= Temples associated with the seven Tantric chakras =

Many temples in India and one in China are associated with the seven chakras.

== Shiva temples ==
Aathara Stalam indicates the places that serve as the personifications of tantric chakras associated with the human anatomy. Four temples are located in Tamil Nadu, one in Andhra Pradesh,one in Uttar Pradesh, one in Jammu & Kashmir and one in China.

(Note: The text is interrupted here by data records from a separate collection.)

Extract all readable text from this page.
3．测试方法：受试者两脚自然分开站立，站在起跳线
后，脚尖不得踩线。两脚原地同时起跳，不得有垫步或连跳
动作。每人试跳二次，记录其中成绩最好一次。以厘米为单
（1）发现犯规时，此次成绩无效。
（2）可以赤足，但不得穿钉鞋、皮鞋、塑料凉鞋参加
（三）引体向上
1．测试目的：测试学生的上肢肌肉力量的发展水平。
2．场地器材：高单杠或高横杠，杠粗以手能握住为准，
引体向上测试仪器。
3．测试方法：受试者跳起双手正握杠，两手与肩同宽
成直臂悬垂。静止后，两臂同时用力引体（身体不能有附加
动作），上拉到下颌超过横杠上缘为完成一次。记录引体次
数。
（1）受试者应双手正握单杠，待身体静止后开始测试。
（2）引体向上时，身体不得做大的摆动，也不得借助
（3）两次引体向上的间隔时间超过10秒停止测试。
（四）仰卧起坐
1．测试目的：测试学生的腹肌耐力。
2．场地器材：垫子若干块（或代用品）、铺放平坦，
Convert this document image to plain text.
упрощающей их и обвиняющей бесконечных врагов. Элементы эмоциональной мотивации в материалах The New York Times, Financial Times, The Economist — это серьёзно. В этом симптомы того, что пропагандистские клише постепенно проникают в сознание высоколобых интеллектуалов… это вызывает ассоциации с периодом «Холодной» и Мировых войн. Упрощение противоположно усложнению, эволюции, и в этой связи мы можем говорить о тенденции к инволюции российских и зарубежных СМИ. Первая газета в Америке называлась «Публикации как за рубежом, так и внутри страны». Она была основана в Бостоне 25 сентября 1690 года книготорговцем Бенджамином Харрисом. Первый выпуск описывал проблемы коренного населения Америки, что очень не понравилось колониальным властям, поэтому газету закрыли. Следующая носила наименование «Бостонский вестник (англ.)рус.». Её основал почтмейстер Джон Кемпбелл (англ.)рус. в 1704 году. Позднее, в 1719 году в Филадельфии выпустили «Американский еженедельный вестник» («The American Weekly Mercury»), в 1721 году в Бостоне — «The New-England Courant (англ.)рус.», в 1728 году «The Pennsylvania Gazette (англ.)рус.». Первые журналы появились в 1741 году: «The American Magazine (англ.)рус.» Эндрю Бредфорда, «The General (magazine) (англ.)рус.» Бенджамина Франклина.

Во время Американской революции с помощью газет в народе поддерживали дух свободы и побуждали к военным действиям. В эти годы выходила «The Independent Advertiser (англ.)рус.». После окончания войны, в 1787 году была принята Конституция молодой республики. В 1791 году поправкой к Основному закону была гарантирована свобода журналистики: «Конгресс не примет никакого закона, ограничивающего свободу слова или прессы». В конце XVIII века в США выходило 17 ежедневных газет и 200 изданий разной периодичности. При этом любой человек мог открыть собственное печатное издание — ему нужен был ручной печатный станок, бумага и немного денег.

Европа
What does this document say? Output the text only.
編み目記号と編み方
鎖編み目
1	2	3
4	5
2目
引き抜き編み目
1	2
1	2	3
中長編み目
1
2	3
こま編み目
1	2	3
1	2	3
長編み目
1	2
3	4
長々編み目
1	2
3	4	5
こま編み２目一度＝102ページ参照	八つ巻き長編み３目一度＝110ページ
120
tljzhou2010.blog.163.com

| Tantric Chakra | Description | Temple | Location | Symbol |
| Sahasrara (Sanskrit: सहस्रार,Sahasrār) | Above head | Amarnath Temple/kailashnath Temple | Anantnag/Kailash |  |
| Ajna (Sanskrit: आज्ञा, ājñā [aːɟɲaː]) | Brain directly behind eyebrow | Natarajar Temple | Chidambaram |  |
| Visuthi (Sanskrit: विशुद्ध, Viśuddha) | Neck region near spine | Sri Kalahastheeswara Swami Temple | Kalahasthi |  |
| Anahata (Sanskrit: अनाहत, Anāhata) | Central channel behind spine | Kashi Vishwanath Temple | Varanasi |  |
| Manipooragam (Sanskrit: मणिपूर, Maṇipūra) | Spine directly behind the navel | Arunachaleshwarar Temple | Thiruvannamalai |  |
| Swathistanam (Sanskrit: स्वाधिष्ठान, Svādhiṣṭhāna) | One's own abode | Thiruvanaikaval | Trichy |  |
| Moolatharam (Sanskrit: मूलाधार, Mūlādhāra) | Basal end of the spinal | Thyagaraja Swamy Temple | Tiruvarur |  |

== Vishnu temples ==
Eight Vaishnava Temples are associated with the chakras of human anatomy. One is located in Gujarat, one in Andhra Pradesh, one in Uttarakhand, one in Karnataka, one in Tamil Nadu and three in Uttar Pradesh.

| Tantric Chakras | Description | Temple | Location | Symbol |
|---|---|---|---|---|
| Sahasrara Sanskrit: सहस्रार,Sahasrār | Above Head | Dwarkadish Temple | Dwarka |  |
| Ajna Sanskrit: आज्ञा, ājñā | Brain directly behind eyebrow | Naimishnath Temple | Naimisharanya |  |
| Visuthi Sanskrit: विशुद्ध, Viśuddha | Neck region near spine | Cheluvunarayan Swamy Temple | Thirunarayanpuram |  |
| Anahata Sanskrit: अनाहत, Anāhata | Central channel behind spine | Vithoba Temple | Pandharpur |  |
| Manipoora Sanskrit: मणिपूर, Manipūra | Spine directly behind the navel | Ahobilam Temple | Ahobilam |  |
| Swathistanam Sanskrit: स्वाधिष्ठान, Svādhiṣṭhāna | One's own abode | Varadhraj Perumal Temple | Kanchipuram |  |
| Mooladhara Sanskrit: मूलाधार, Mūlādhāra | Basal end of Spine | Hrishikesh Narayan Temple(Bharat Mandir) | Rishikesh(Haridwar) |  |

== Saptpuri Temples ==
All Saptpuri (ayodhya,kashi,mathura,haridwar,ujjain, dwarka and kanchipuram) are considered the personification of the seven tantric chakras.